Desde há 57 anos que, neste Domingo do Bom Pastor, o Santo Padre nos convida a rezar de um modo especial pelas vocações consagradas, sobretudo pelas vocações sacerdotais. Trata-se de rezar para que não faltem aos cristãos e ao mundo aqueles que são presença sacramental do próprio Jesus - quer dizer: que tornam presente a Jesus na condução das suas ovelhas; que as reunem e que lhes distribuem o alimento da Palavra e da Eucaristia. Pedimos hoje ao Senhor que não faltem nunca à nossa diocese do Funchal os Padres, as vocações sacerdotais que permitam a todos viver, já hoje, da vida em abundância.

A falta de sacerdotes é hoje dramática, sobretudo nas Dioceses europeias. Quantos seres humanos vivem, sim, nesta Europa com abundância de dinheiro, de conforto, de prazer e de poder, mas sem conhecerem a felicidade da vida abundante que nos vem de Jesus, o Bom Pastor! Quantos seres humanos morrem, mas sem terem conhecido, vivido, querido, acreditado que a nós a vida eterna nos é oferecida em Jesus! Quantos seres humanos vivem, mas sem nunca terem saboreado o Pão da Vida que é a Eucaristia!

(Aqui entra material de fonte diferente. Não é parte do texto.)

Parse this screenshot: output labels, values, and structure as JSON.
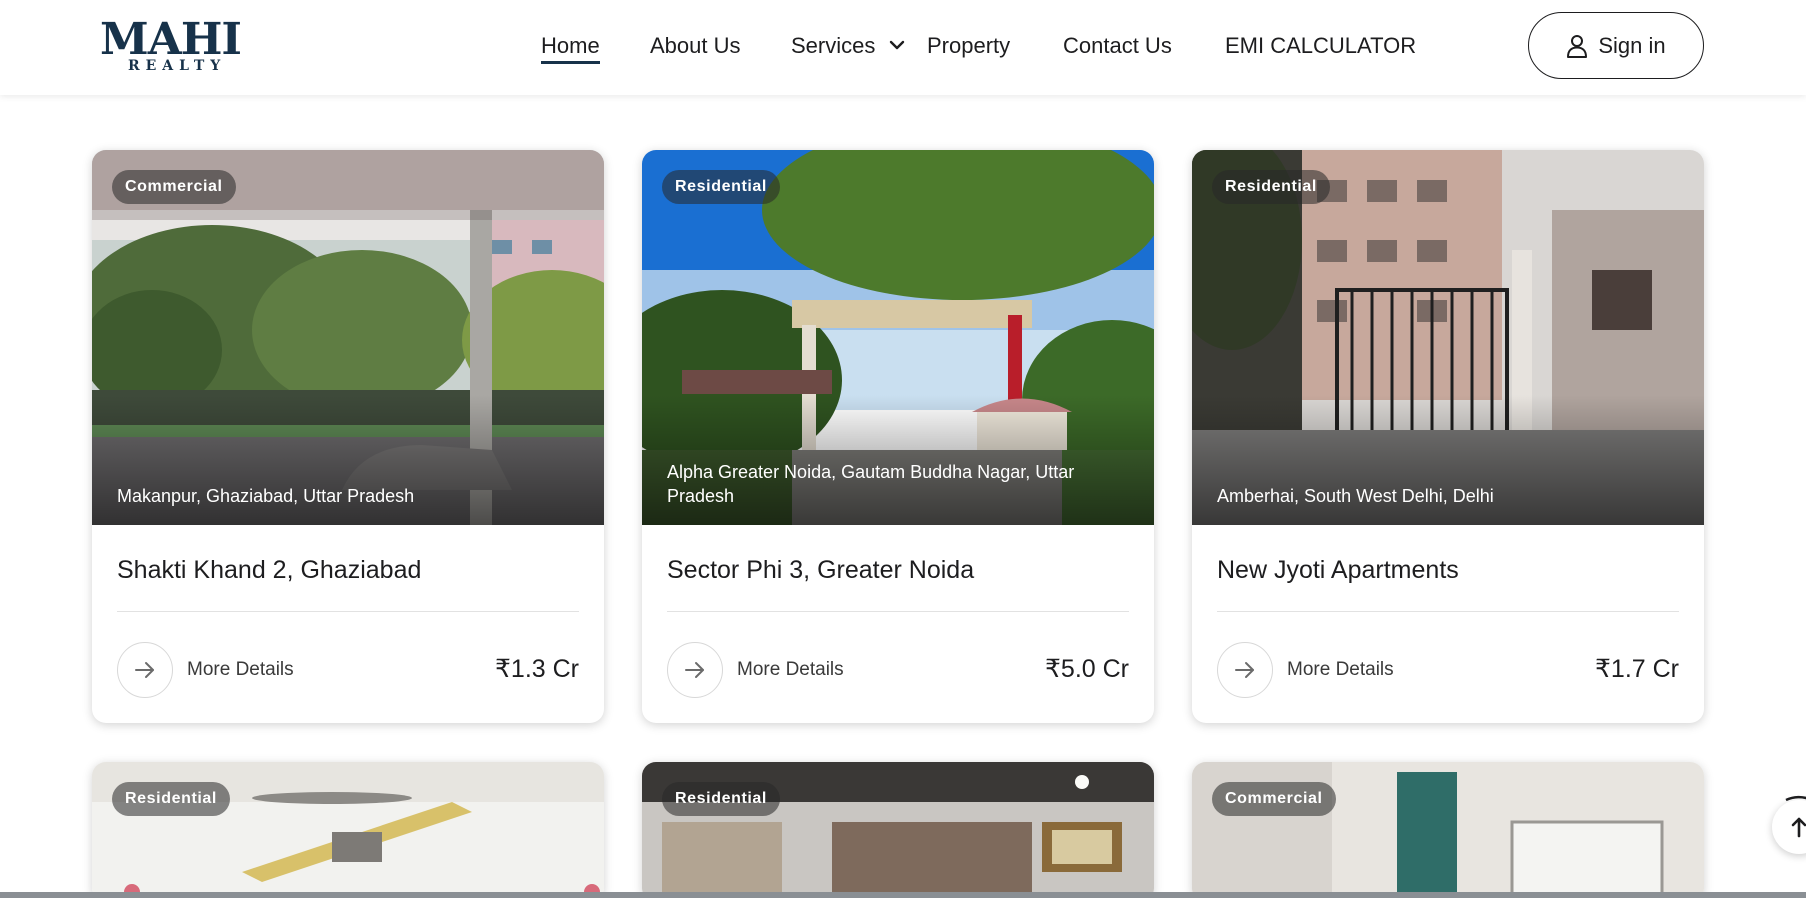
{
  "header": {
    "logo_top": "MAHI",
    "logo_bottom": "REALTY",
    "nav": [
      {
        "label": "Home",
        "active": true
      },
      {
        "label": "About Us"
      },
      {
        "label": "Services"
      },
      {
        "label": "Property"
      },
      {
        "label": "Contact Us"
      },
      {
        "label": "EMI CALCULATOR"
      }
    ],
    "signin_label": "Sign in"
  },
  "cards": [
    {
      "badge": "Commercial",
      "location": "Makanpur, Ghaziabad, Uttar Pradesh",
      "title": "Shakti Khand 2, Ghaziabad",
      "more": "More Details",
      "price": "₹1.3 Cr"
    },
    {
      "badge": "Residential",
      "location": "Alpha Greater Noida, Gautam Buddha Nagar, Uttar Pradesh",
      "title": "Sector Phi 3, Greater Noida",
      "more": "More Details",
      "price": "₹5.0 Cr"
    },
    {
      "badge": "Residential",
      "location": "Amberhai, South West Delhi, Delhi",
      "title": "New Jyoti Apartments",
      "more": "More Details",
      "price": "₹1.7 Cr"
    },
    {
      "badge": "Residential"
    },
    {
      "badge": "Residential"
    },
    {
      "badge": "Commercial"
    }
  ],
  "icons": {
    "user": "user-icon",
    "chevron": "chevron-down-icon",
    "arrow": "arrow-right-icon",
    "up": "arrow-up-icon"
  },
  "colors": {
    "brand": "#17324a",
    "text": "#1d1d1f"
  }
}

Hoje, como há dois mil anos, Jesus passa e chama. Que seria de nós se Pedro tivesse dito: quero viver para a minha família e a minha profissão, não te posso seguir, não me chames? Ou se Mateus tivesse respondido: tenho riqueza suficiente para mim, mesmo que arrecadada de modo desonesto; não posso abandonar o dinheiro e aquilo que ele me permite; não me chames? Ou se João, o mais novo de todos, num momento de dúvida, tivesse dito: sou muito novo para tal responsabilidade, chama outros mais velhos?

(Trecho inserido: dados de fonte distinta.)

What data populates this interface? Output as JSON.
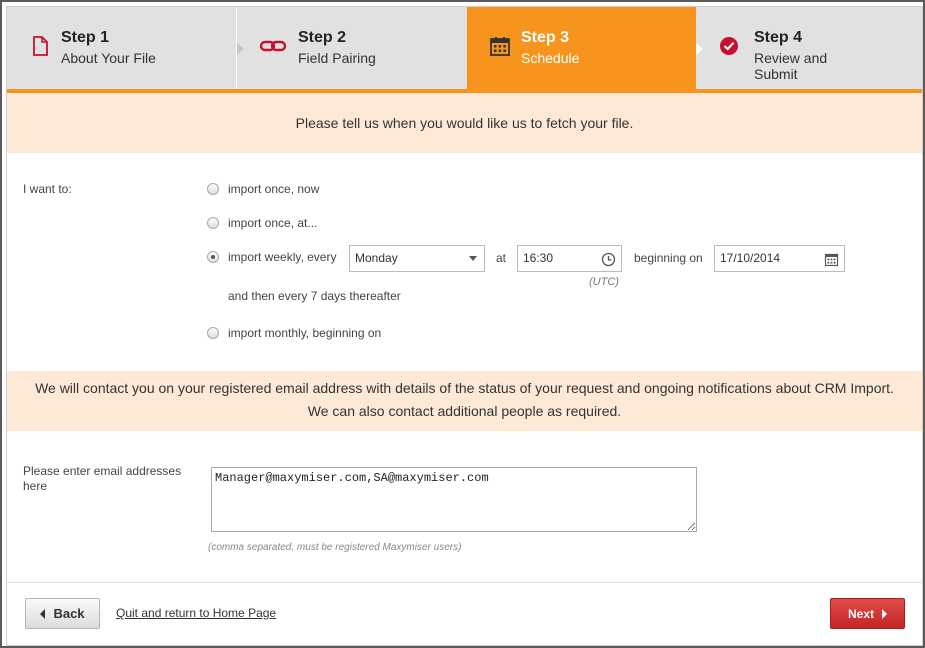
{
  "colors": {
    "accent": "#f7941d",
    "banner_bg": "#fde9d6",
    "icon_red": "#c8102e",
    "next_button": "#d73333"
  },
  "steps": [
    {
      "number": "Step 1",
      "label": "About Your File",
      "icon": "document-icon",
      "state": "done"
    },
    {
      "number": "Step 2",
      "label": "Field Pairing",
      "icon": "link-icon",
      "state": "done"
    },
    {
      "number": "Step 3",
      "label": "Schedule",
      "icon": "calendar-icon",
      "state": "active"
    },
    {
      "number": "Step 4",
      "label": "Review and Submit",
      "icon": "check-circle-icon",
      "state": "todo"
    }
  ],
  "banner_fetch": "Please tell us when you would like us to fetch your file.",
  "schedule": {
    "label": "I want to:",
    "options": [
      {
        "label": "import once, now",
        "checked": false
      },
      {
        "label": "import once, at...",
        "checked": false
      },
      {
        "label": "import weekly, every",
        "checked": true
      },
      {
        "label": "import monthly, beginning on",
        "checked": false
      }
    ],
    "weekday": "Monday",
    "at_label": "at",
    "time": "16:30",
    "timezone": "(UTC)",
    "beginning_label": "beginning on",
    "start_date": "17/10/2014",
    "repeat_text": "and then every 7 days thereafter"
  },
  "contact_banner": {
    "line1": "We will contact you on your registered email address with details of the status of your request and ongoing notifications about CRM Import.",
    "line2": "We can also contact additional people as required."
  },
  "email": {
    "label": "Please enter email addresses here",
    "value": "Manager@maxymiser.com,SA@maxymiser.com",
    "hint": "(comma separated, must be registered Maxymiser users)"
  },
  "footer": {
    "back_label": "Back",
    "quit_label": "Quit and return to Home Page",
    "next_label": "Next"
  }
}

Hoje, Jesus passa e chama. Não tenho qualquer dúvida em dizer que passa pelo coração de muitos que, neste momento, participam nesta celebração. Hoje, Jesus passa e chama. Chama-te a ti. Não lhe voltes as costas. Também de ti depende a vida em abundância de tantos que precisam de conhecer o seu Bom Pastor!